The Ruler/ Magician:
In my journey back to Indiana for my second year of school I have now become the Ruler archetype. I have a reputation to live up to now that I set for myself. I am now expected to get good grades and there is no excuse about it. Even in Marlen’s class; I put pressure on myself to not blow things off and to go to every class because I want to live up to what I know I can be. The Magician comes into play when I use what I have learned in the course of my journey. It is basic knowledge that if I study for school then I will do better. I can transform my own future by bettering myself through what I have learned on this journey. I have acquired more knowledge in these three semesters of college than I ever thought possible.
The Sage:
My Sage archetype plays into the knowledge that I have gained throughout my experience. It is analyzing all that I have overcome throughout my whole journey. I have gone through my belly of the whale moment to self-discovery and now where I am at in life. I have seen both sides of the coin of life. When I did poorly I was left alone and to figure it out myself and then when I did superb everybody instantly loves me.

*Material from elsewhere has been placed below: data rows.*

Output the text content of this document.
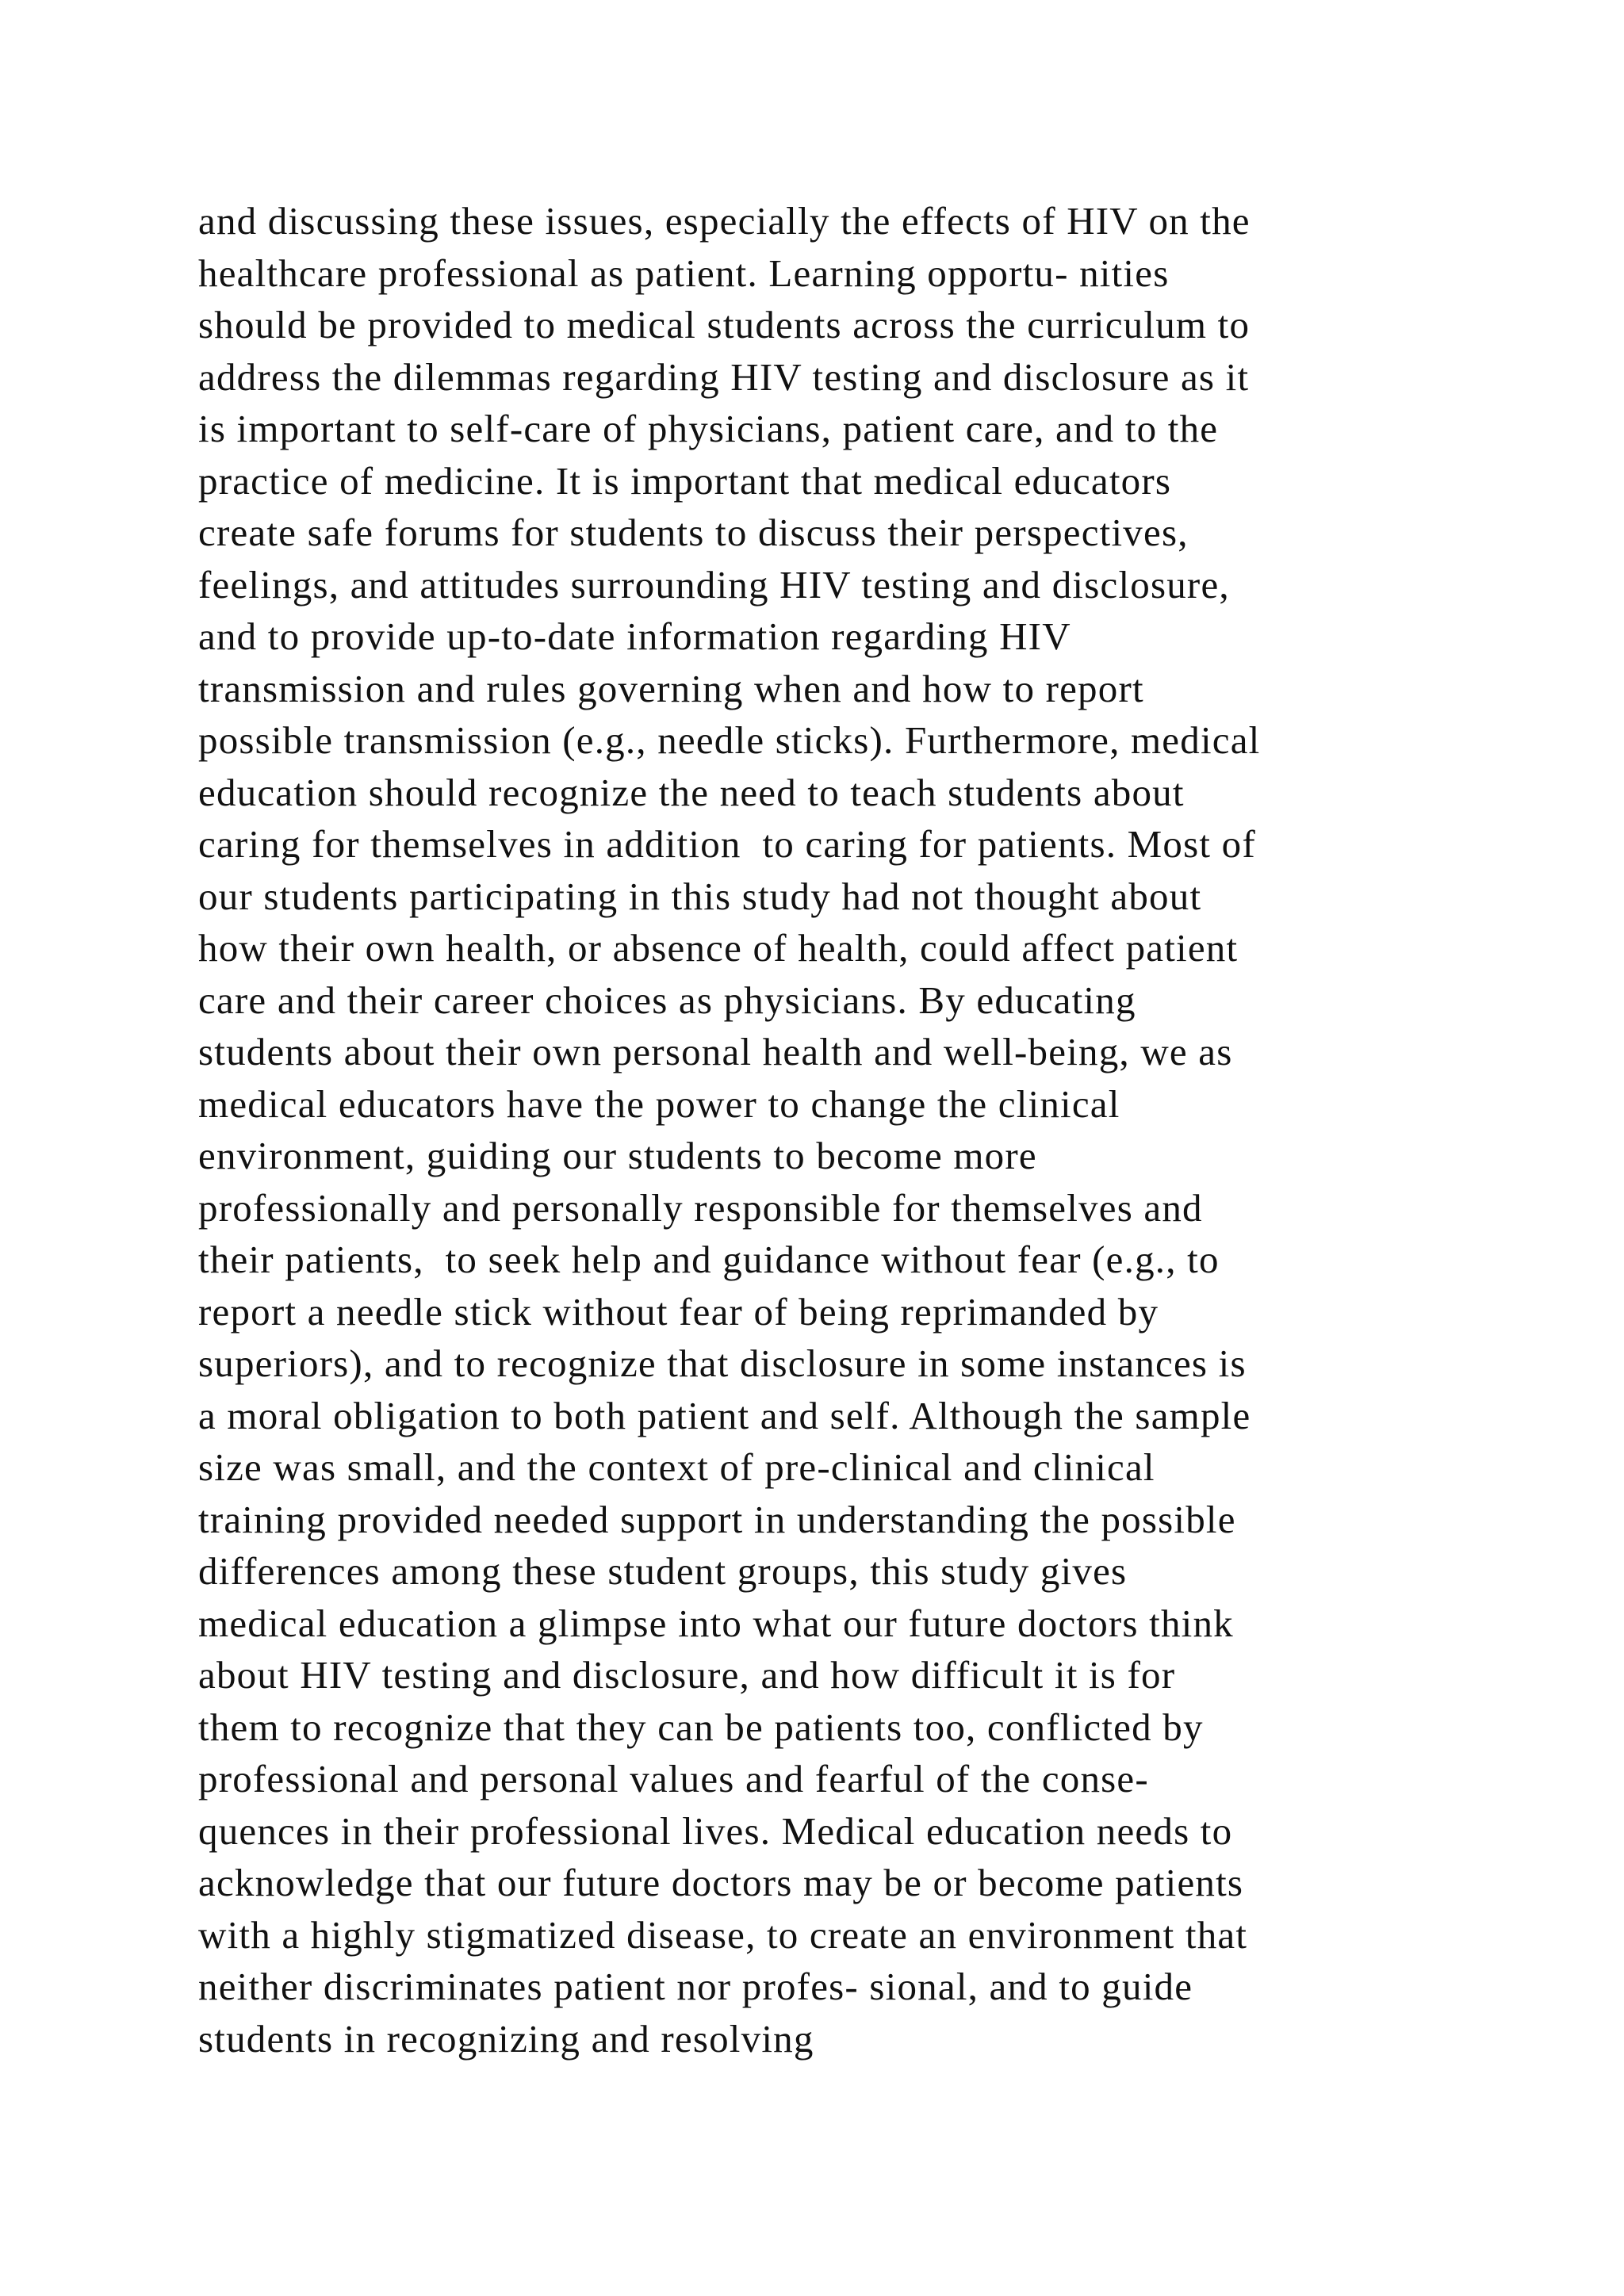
and discussing these issues, especially the effects of HIV on the
healthcare professional as patient. Learning opportu- nities
should be provided to medical students across the curriculum to
address the dilemmas regarding HIV testing and disclosure as it
is important to self-care of physicians, patient care, and to the
practice of medicine. It is important that medical educators
create safe forums for students to discuss their perspectives,
feelings, and attitudes surrounding HIV testing and disclosure,
and to provide up-to-date information regarding HIV
transmission and rules governing when and how to report
possible transmission (e.g., needle sticks). Furthermore, medical
education should recognize the need to teach students about
caring for themselves in addition  to caring for patients. Most of
our students participating in this study had not thought about
how their own health, or absence of health, could affect patient
care and their career choices as physicians. By educating
students about their own personal health and well-being, we as
medical educators have the power to change the clinical
environment, guiding our students to become more
professionally and personally responsible for themselves and
their patients,  to seek help and guidance without fear (e.g., to
report a needle stick without fear of being reprimanded by
superiors), and to recognize that disclosure in some instances is
a moral obligation to both patient and self. Although the sample
size was small, and the context of pre-clinical and clinical
training provided needed support in understanding the possible
differences among these student groups, this study gives
medical education a glimpse into what our future doctors think
about HIV testing and disclosure, and how difficult it is for
them to recognize that they can be patients too, conflicted by
professional and personal values and fearful of the conse-
quences in their professional lives. Medical education needs to
acknowledge that our future doctors may be or become patients
with a highly stigmatized disease, to create an environment that
neither discriminates patient nor profes- sional, and to guide
students in recognizing and resolving
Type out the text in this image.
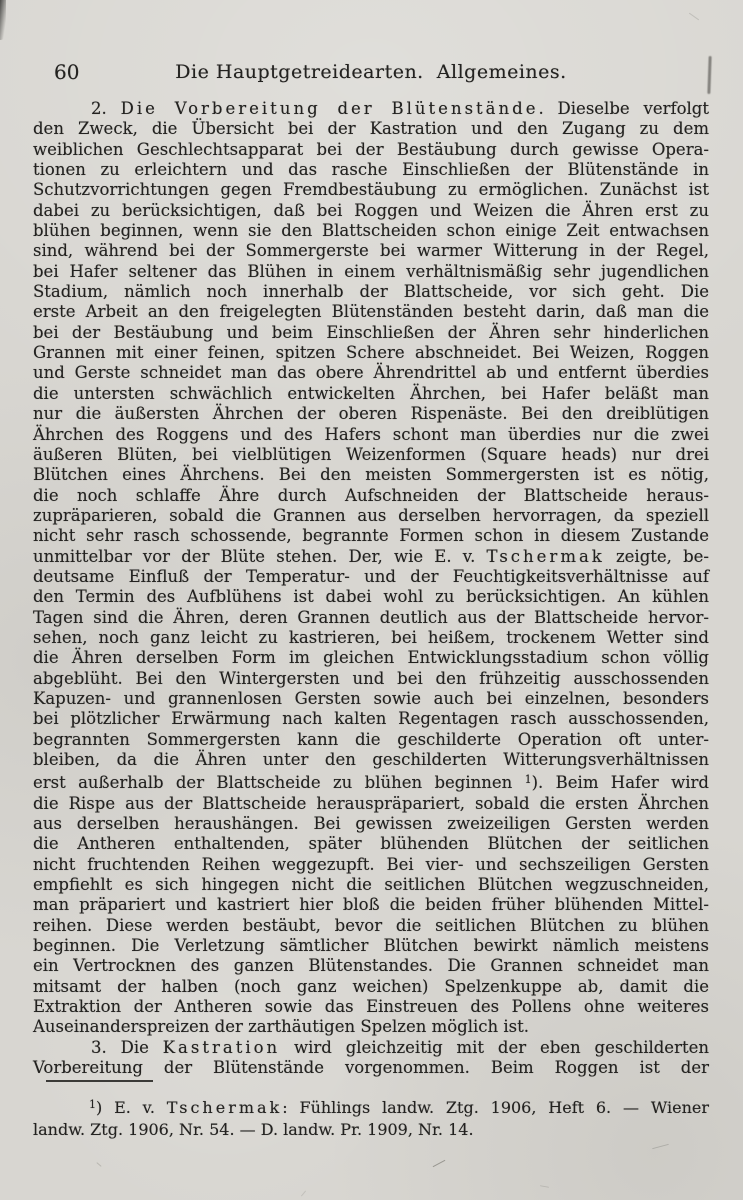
60	Die Hauptgetreidearten.  Allgemeines.
2. Die Vorbereitung der Blütenstände. Dieselbe verfolgt
den Zweck, die Übersicht bei der Kastration und den Zugang zu dem
weiblichen Geschlechtsapparat bei der Bestäubung durch gewisse Opera-
tionen zu erleichtern und das rasche Einschließen der Blütenstände in
Schutzvorrichtungen gegen Fremdbestäubung zu ermöglichen. Zunächst ist
dabei zu berücksichtigen, daß bei Roggen und Weizen die Ähren erst zu
blühen beginnen, wenn sie den Blattscheiden schon einige Zeit entwachsen
sind, während bei der Sommergerste bei warmer Witterung in der Regel,
bei Hafer seltener das Blühen in einem verhältnismäßig sehr jugendlichen
Stadium, nämlich noch innerhalb der Blattscheide, vor sich geht. Die
erste Arbeit an den freigelegten Blütenständen besteht darin, daß man die
bei der Bestäubung und beim Einschließen der Ähren sehr hinderlichen
Grannen mit einer feinen, spitzen Schere abschneidet. Bei Weizen, Roggen
und Gerste schneidet man das obere Ährendrittel ab und entfernt überdies
die untersten schwächlich entwickelten Ährchen, bei Hafer beläßt man
nur die äußersten Ährchen der oberen Rispenäste. Bei den dreiblütigen
Ährchen des Roggens und des Hafers schont man überdies nur die zwei
äußeren Blüten, bei vielblütigen Weizenformen (Square heads) nur drei
Blütchen eines Ährchens. Bei den meisten Sommergersten ist es nötig,
die noch schlaffe Ähre durch Aufschneiden der Blattscheide heraus-
zupräparieren, sobald die Grannen aus derselben hervorragen, da speziell
nicht sehr rasch schossende, begrannte Formen schon in diesem Zustande
unmittelbar vor der Blüte stehen. Der, wie E. v. Tschermak zeigte, be-
deutsame Einfluß der Temperatur- und der Feuchtigkeitsverhältnisse auf
den Termin des Aufblühens ist dabei wohl zu berücksichtigen. An kühlen
Tagen sind die Ähren, deren Grannen deutlich aus der Blattscheide hervor-
sehen, noch ganz leicht zu kastrieren, bei heißem, trockenem Wetter sind
die Ähren derselben Form im gleichen Entwicklungsstadium schon völlig
abgeblüht. Bei den Wintergersten und bei den frühzeitig ausschossenden
Kapuzen- und grannenlosen Gersten sowie auch bei einzelnen, besonders
bei plötzlicher Erwärmung nach kalten Regentagen rasch ausschossenden,
begrannten Sommergersten kann die geschilderte Operation oft unter-
bleiben, da die Ähren unter den geschilderten Witterungsverhältnissen
erst außerhalb der Blattscheide zu blühen beginnen $^1$). Beim Hafer wird
die Rispe aus der Blattscheide herauspräpariert, sobald die ersten Ährchen
aus derselben heraushängen. Bei gewissen zweizeiligen Gersten werden
die Antheren enthaltenden, später blühenden Blütchen der seitlichen
nicht fruchtenden Reihen weggezupft. Bei vier- und sechszeiligen Gersten
empfiehlt es sich hingegen nicht die seitlichen Blütchen wegzuschneiden,
man präpariert und kastriert hier bloß die beiden früher blühenden Mittel-
reihen. Diese werden bestäubt, bevor die seitlichen Blütchen zu blühen
beginnen. Die Verletzung sämtlicher Blütchen bewirkt nämlich meistens
ein Vertrocknen des ganzen Blütenstandes. Die Grannen schneidet man
mitsamt der halben (noch ganz weichen) Spelzenkuppe ab, damit die
Extraktion der Antheren sowie das Einstreuen des Pollens ohne weiteres
Auseinanderspreizen der zarthäutigen Spelzen möglich ist.
3. Die Kastration wird gleichzeitig mit der eben geschilderten
Vorbereitung der Blütenstände vorgenommen. Beim Roggen ist der
$^1$) E. v. Tschermak: Fühlings landw. Ztg. 1906, Heft 6. — Wiener
landw. Ztg. 1906, Nr. 54. — D. landw. Pr. 1909, Nr. 14.
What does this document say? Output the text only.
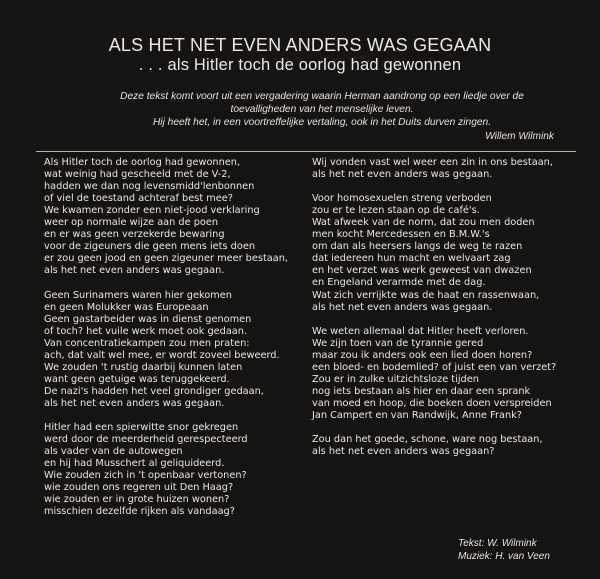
ALS HET NET EVEN ANDERS WAS GEGAAN
. . . als Hitler toch de oorlog had gewonnen
Deze tekst komt voort uit een vergadering waarin Herman aandrong op een liedje over de
toevalligheden van het menselijke leven.
Hij heeft het, in een voortreffelijke vertaling, ook in het Duits durven zingen.
Willem Wilmink
Als Hitler toch de oorlog had gewonnen,
wat weinig had gescheeld met de V-2,
hadden we dan nog levensmidd'lenbonnen
of viel de toestand achteraf best mee?
We kwamen zonder een niet-jood verklaring
weer op normale wijze aan de poen
en er was geen verzekerde bewaring
voor de zigeuners die geen mens iets doen
er zou geen jood en geen zigeuner meer bestaan,
als het net even anders was gegaan.
Geen Surinamers waren hier gekomen
en geen Molukker was Europeaan
Geen gastarbeider was in dienst genomen
of toch? het vuile werk moet ook gedaan.
Van concentratiekampen zou men praten:
ach, dat valt wel mee, er wordt zoveel beweerd.
We zouden 't rustig daarbij kunnen laten
want geen getuige was teruggekeerd.
De nazi's hadden het veel grondiger gedaan,
als het net even anders was gegaan.
Hitler had een spierwitte snor gekregen
werd door de meerderheid gerespecteerd
als vader van de autowegen
en hij had Musschert al geliquideerd.
Wie zouden zich in 't openbaar vertonen?
wie zouden ons regeren uit Den Haag?
wie zouden er in grote huizen wonen?
misschien dezelfde rijken als vandaag?
Wij vonden vast wel weer een zin in ons bestaan,
als het net even anders was gegaan.
Voor homosexuelen streng verboden
zou er te lezen staan op de café's.
Wat afweek van de norm, dat zou men doden
men kocht Mercedessen en B.M.W.'s
om dan als heersers langs de weg te razen
dat iedereen hun macht en welvaart zag
en het verzet was werk geweest van dwazen
en Engeland verarmde met de dag.
Wat zich verrijkte was de haat en rassenwaan,
als het net even anders was gegaan.
We weten allemaal dat Hitler heeft verloren.
We zijn toen van de tyrannie gered
maar zou ik anders ook een lied doen horen?
een bloed- en bodemlied? of juist een van verzet?
Zou er in zulke uitzichtsloze tijden
nog iets bestaan als hier en daar een sprank
van moed en hoop, die boeken doen verspreiden
Jan Campert en van Randwijk, Anne Frank?
Zou dan het goede, schone, ware nog bestaan,
als het net even anders was gegaan?
Tekst: W. Wilmink
Muziek: H. van Veen
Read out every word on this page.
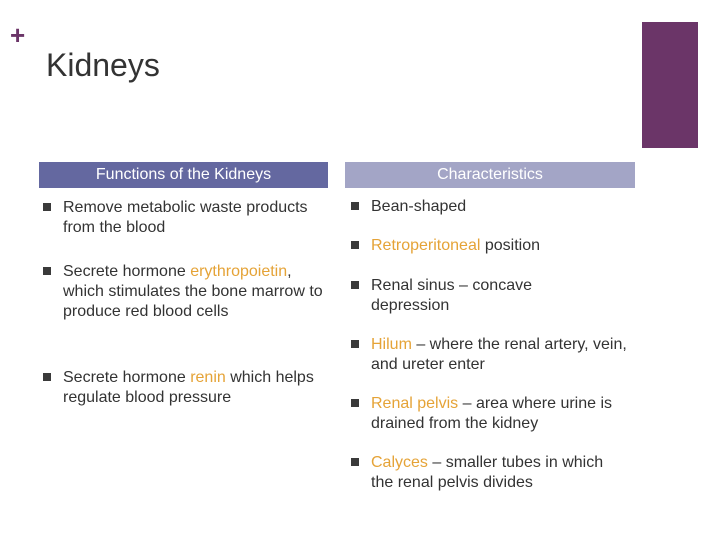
+
Kidneys
Functions of the Kidneys
Remove metabolic waste products from the blood
Secrete hormone erythropoietin, which stimulates the bone marrow to produce red blood cells
Secrete hormone renin which helps regulate blood pressure
Characteristics
Bean-shaped
Retroperitoneal position
Renal sinus – concave depression
Hilum – where the renal artery, vein, and ureter enter
Renal pelvis – area where urine is drained from the kidney
Calyces – smaller tubes in which the renal pelvis divides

In The Power of Myth when Moyers asks Campbell this, “Perfection would be a bore, wouldn’t it?” Campbell responds with, “It would have to be. It would be inhuman. The umbilical point, the humanity, the thing that makes you human and not supernatural and immortal; that’s what’s lovable” (Campbell).
That answered what I was searching for this entire time. Humans cannot be perfect because then I would not learn from my faults. If I were to do everything correct there would be no substance to life. A lot of things would not be here if people never fucked up once in a while and that is the beauty of being humans. I will fall to the deepest holes of my own self pity and then become enlightened by just breathing. Breathing in the oxygen that lets me live on this beautiful planet. I know not where my journey will take me in life but I know that I am strong enough to make it through any of it. “At the darkest moment comes the light” (Campbell).
Works Cited
Campbell, Joseph. The Power Of Myth. New York: A Division of Random House Inc. 1988 Apostrophe S Productions, Inc.
Hesse, Herman. Siddhartha. New York: New Directions Publishing Corporation, 1951.
Pearson, Carol. Awakening The Heroes Within. New York: HarperCollins Publishers, 1991.
Such a pleasure to be on this journey with you, Brock. You have so much potential and it’s a privilege to watch you unfold…”A”
How hard you’re working, learning, and growing makes me smile. I’m glad you took initiative of your own life even when others may not have believed in you at the time. You do hold power of your own life, how you carry yourself, the way you handle things, the kinds of decisions you choose to make, the direction you aim for. Ha, I can relate to the whole walking in on the room mate thing. Happened several times. One time I walked in, quickly grabbed the books I needed, walked back out fast; then I looked down and I had grabbed the wrong books. I was like ‘No wayyy’. I’m glad you know you’ll be able to make it through anything that comes your way. That alone, can get you through. Dark times are temporary. I’m interested in what else you’ll learn by the end of this semester. I like it when life is crazy cool.